2 pointsby robtherobber5 hours ago2 comments
  • anonli5 hours ago
    Great read. The core premise hits hard: modern capitalism isn't about rewarding production anymore - its about rent-seeking middlemen (Amazon, giant supermarkets, Uber...) extracting wealth by acting as gatekeepers.
  • halperter4 hours ago
    I think the sentiment here isn't very bad. I do agree that the status quo has issues and corporations extract value from undervaluing the labor of the proletariat. However, the article's solution to the capitalist system's woes is to essentially monopolize distribution under the state. We replace private capitalism with state capitalism. This doesn't really solve for the staus quo.

    First, they have something about how corporations in distribution soley act as uneeded middlemen. I can see the angle but I think that if consumers didn't need the middlemen how come the exist in the first place? There must be some sort of demand.

    Second, repsonding to solvency, monopolies in _any_ entity is dangerous because they lead to profit gouging and corruption because greed is far more powerful than virtue. Ex: Uzbek cotton scandal [1]. But let's say that the goverment happens to be virtuous, which they have an _incredible_ track record of.

    Then, the next step is to... tax the producer to fund the govt? This stifles free competition by lowering possible profit margins and creating an enviroment where bulk products still reign supreme, so the status quo doesn't really shift.

    And do you know how we're going to take the spot as the distributor? We're going to...

    >tell Amazon they have to unionise and...take their premises.

    I see no possible way that this rushed takeover of an international corporation could go well. If anything, the status quo shifts negatively---workers get laid off by amazon and have to get rehired by the govt, which adds overhead to the nation's supply chains which most likely is detrimental to overall wellbeing.

    So let's assume that all of the above consequences don't happen and state capitalism is achieved. What now? We are just shifting inequality from outside our nation to internationally. Who do you think will be exploited in this brave new world of ours? Not us, but someone else. Capitalism necessitates the undervaluement of labor for profit. Our capitialist machine can't stop, so others will inevitably become oppressed. Hey, at least it's not "us" ;)

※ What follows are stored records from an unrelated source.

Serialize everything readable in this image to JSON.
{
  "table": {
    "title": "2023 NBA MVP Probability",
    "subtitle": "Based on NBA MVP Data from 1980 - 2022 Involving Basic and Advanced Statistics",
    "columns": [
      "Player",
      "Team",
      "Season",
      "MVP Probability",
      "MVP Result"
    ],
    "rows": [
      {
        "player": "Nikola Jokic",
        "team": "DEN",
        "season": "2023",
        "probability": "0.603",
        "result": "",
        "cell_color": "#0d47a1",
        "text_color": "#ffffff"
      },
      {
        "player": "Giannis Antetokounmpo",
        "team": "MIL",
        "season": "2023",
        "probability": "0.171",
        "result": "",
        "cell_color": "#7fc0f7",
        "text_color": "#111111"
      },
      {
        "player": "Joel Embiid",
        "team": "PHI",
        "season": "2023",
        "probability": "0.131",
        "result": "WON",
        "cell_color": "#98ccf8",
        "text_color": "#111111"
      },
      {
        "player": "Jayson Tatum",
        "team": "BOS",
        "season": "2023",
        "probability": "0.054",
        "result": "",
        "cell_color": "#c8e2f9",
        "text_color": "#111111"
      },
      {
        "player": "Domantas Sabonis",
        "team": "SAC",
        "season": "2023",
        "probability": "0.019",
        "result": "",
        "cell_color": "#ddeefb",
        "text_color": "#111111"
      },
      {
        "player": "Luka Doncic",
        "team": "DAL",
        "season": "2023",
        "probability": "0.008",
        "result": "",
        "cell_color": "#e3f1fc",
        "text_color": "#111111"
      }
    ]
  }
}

    The final part of the proposal is essentially a buy now pay 20 years later for everything you have. 800 dollar washing machine? Now that's just 40 dollars a year! This reminds me of those buy now, pay later kinds of deals where you are lured in by a cheap sticker price, over consume, and are then crushed for the next few years. I don't think that this is a great policy.

    They have this whole section about open source, which I think is a pretty good idea and also think is urealistic.

    Then to really screw over the rich we steal intellectual property and make cheap clones of everything magically! Alienate the US! Go and work with India and China who totally aren't also problematic and have oligrarchs! Scotland prosperity! UBI! Yay!

    >You can imagine it quite easily The issue is that it's just one set of unlikely circumstances and bad consequences piled one on top of another. This is nigh impossible to make happen.

    I think this whole "screw oligarchs" thing and replacing oligarchs with state capitalism is masking the fact that capitalism and greed is the root of the evil, not the wealth disparity. In no world does greed provide a solution to inequality (see the wealth disparity between nations in the Global South and the nations that exploit them).